Researchers make major gains in DNA-based computers

The development is a step forward for scientists, who have attempted to build computers out of DNA. But getting nano-sized pieces of DNA to act as electrical circuits capable of problem solving like their silicon counterparts has remained a challenge.

Researchers from Columbia University used a computer, MAYA-II (Molecular Array of YES and AND logic gates) that consisted of DNA circuits instead of silicon.

The computer was put through a series of tests including a game of tic-tac-toe against human opponents, winning every time except in the rare event of a tie.

Composed of more than 100 DNA circuits, MAYA-II is quadruple the size of its predecessor, MAYA-I, a similar DNA-based computer developed by the research team three-years ago.

MAYA-II consists of nine cell-culture wells arranged in a pattern that resembles a tic-tac-toe grid. Each well contains a solution of DNA material that is coded with "red" or "green" fluorescent dye.

The computer always makes the first move by activating the centre well. Instead of using buttons or joysticks, a human player makes a "move" by adding a DNA sequence corresponding to their move in the eight remaining wells.

The well chosen for the move by the human player responds by fluorescing green, indicating a match to the player's DNA input. The move also triggers the computer to make a strategic counter-move in one of the remaining wells, which fluoresces red.
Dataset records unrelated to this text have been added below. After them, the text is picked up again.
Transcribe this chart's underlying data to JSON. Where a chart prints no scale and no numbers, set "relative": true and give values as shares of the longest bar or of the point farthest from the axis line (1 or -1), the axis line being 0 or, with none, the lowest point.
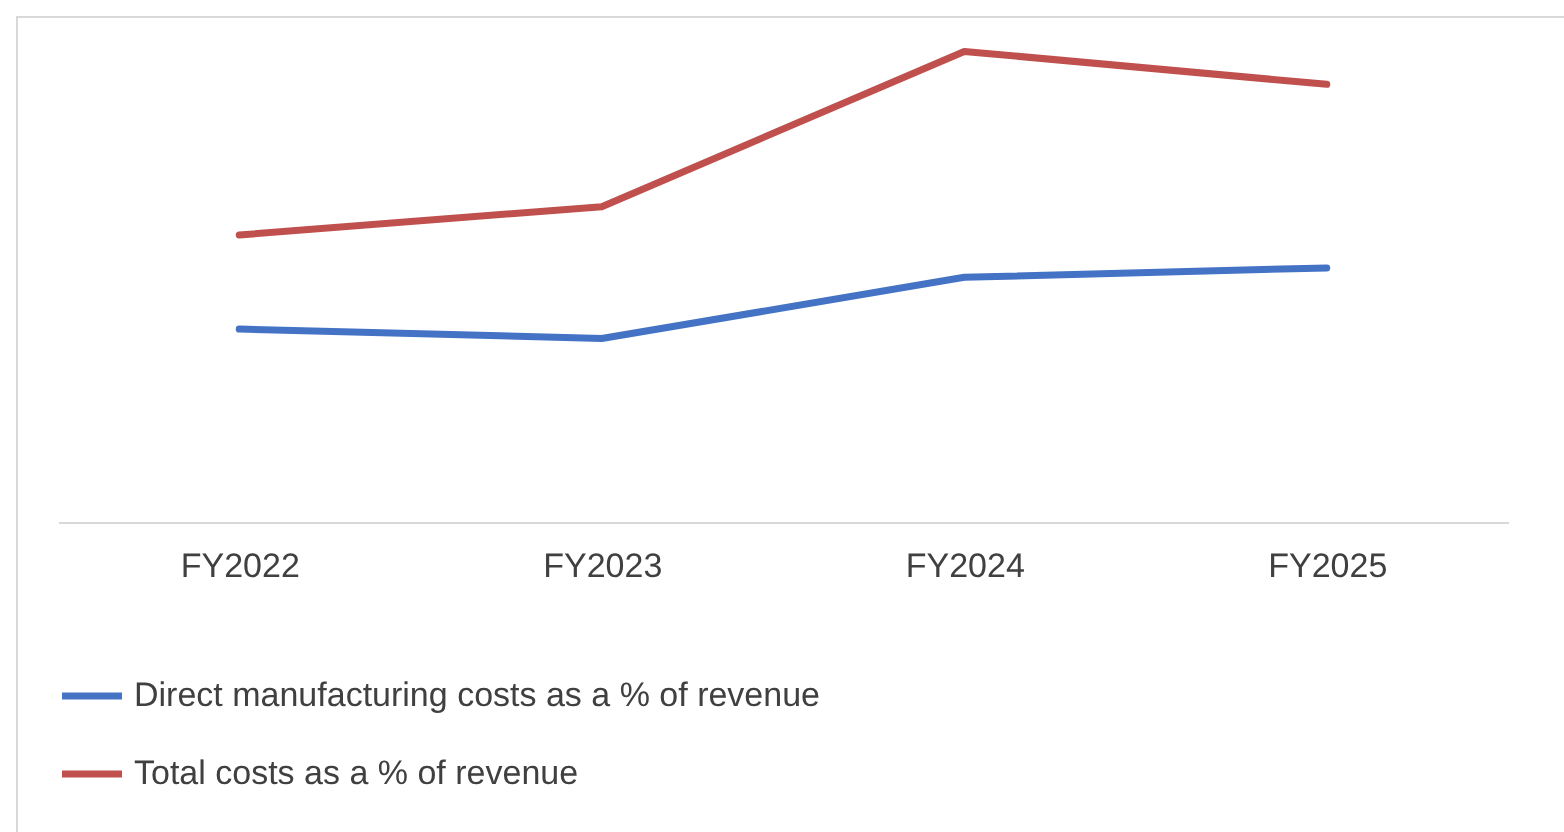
{
  "chart_data": {
    "type": "line",
    "relative": true,
    "categories": [
      "FY2022",
      "FY2023",
      "FY2024",
      "FY2025"
    ],
    "legend": "bottom",
    "grid": false,
    "marker": "none",
    "series": [
      {
        "name": "Direct manufacturing costs as a % of revenue",
        "color": "#4472c4",
        "values": [
          0.41,
          0.39,
          0.52,
          0.54
        ]
      },
      {
        "name": "Total costs as a % of revenue",
        "color": "#c0504d",
        "values": [
          0.61,
          0.67,
          1,
          0.93
        ]
      }
    ]
  }
}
The game play continues until the computer eventually wins, as it is pre-programmed to do. Each move takes about 30 minutes.

"This is a big step in DNA computing,"​ said Joanne Macdonald, a virologist at Columbia University's Department of Medicine and leader of the research team.
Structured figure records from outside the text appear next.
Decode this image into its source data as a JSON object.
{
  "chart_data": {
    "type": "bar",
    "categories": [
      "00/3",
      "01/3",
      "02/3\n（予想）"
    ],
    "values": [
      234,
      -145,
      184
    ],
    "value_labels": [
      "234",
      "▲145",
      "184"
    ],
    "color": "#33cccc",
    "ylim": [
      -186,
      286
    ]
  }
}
"These DNA computers won't compete with silicon computing in terms of speed, but their advantage is that they can be used in fluids, such as a sample of blood or in the body, and make decisions at the level of a single cell,"​ she added.
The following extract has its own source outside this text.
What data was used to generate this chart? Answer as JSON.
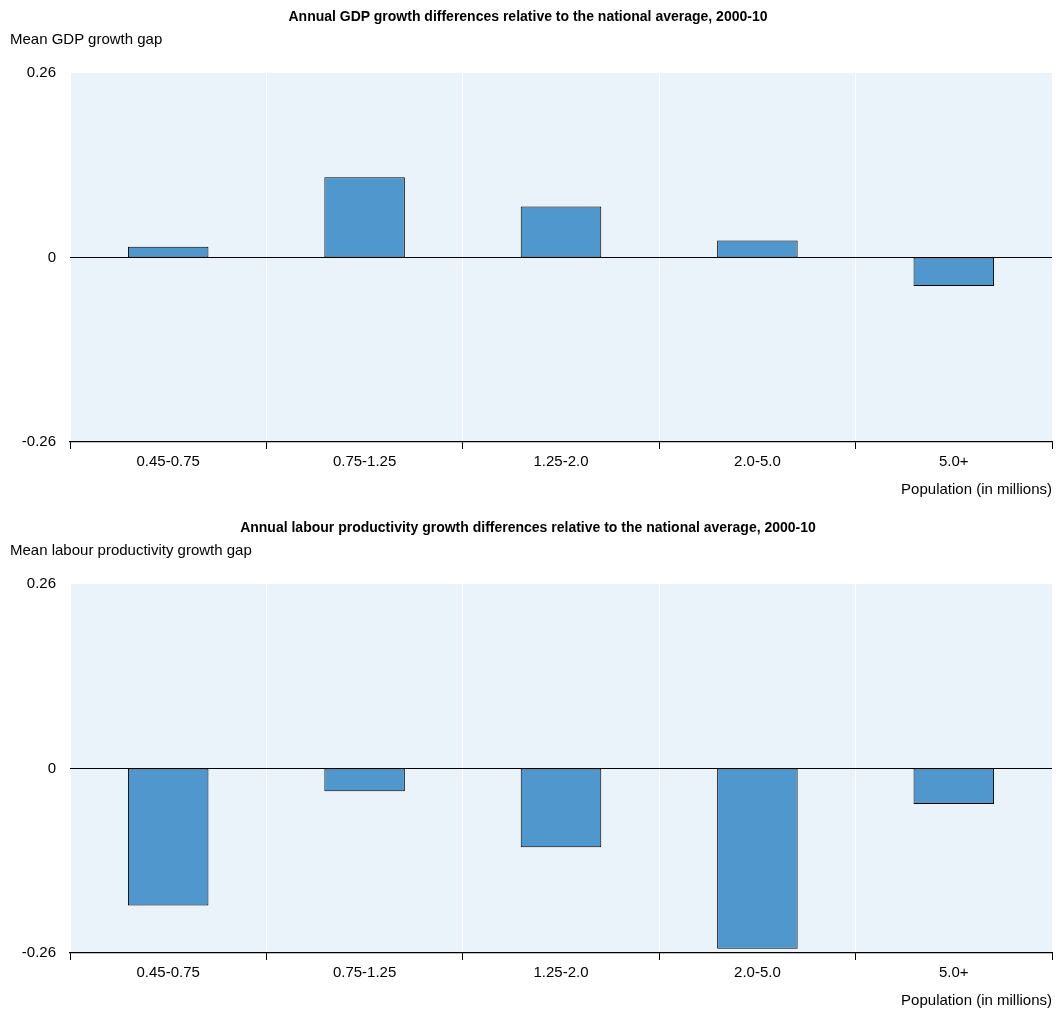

The research team are adamant that their work represents the first "medium-scale integrated molecular circuit," and is the most powerful computing device of its type to date.

The team also said that the new technology could be used in the future, perhaps in five to ten years, to develop instruments that can simultaneously diagnose and treat cancer, diabetes or other diseases

Macdonald is currently using the technology to improve disease diagnostics for West Nile Virus by building a device to quickly and accurately distinguish between various viral strains and hopes to use similar techniques to detect new strains of bird flu.

In the future, she suggests that DNA computers could conceivably be implanted in the body to both diagnose and kill cancer cells or monitor and treat diabetes by dispensing insulin when needed.

The study is scheduled to appear in the November issue of the American Chemical Society's Nano Letters.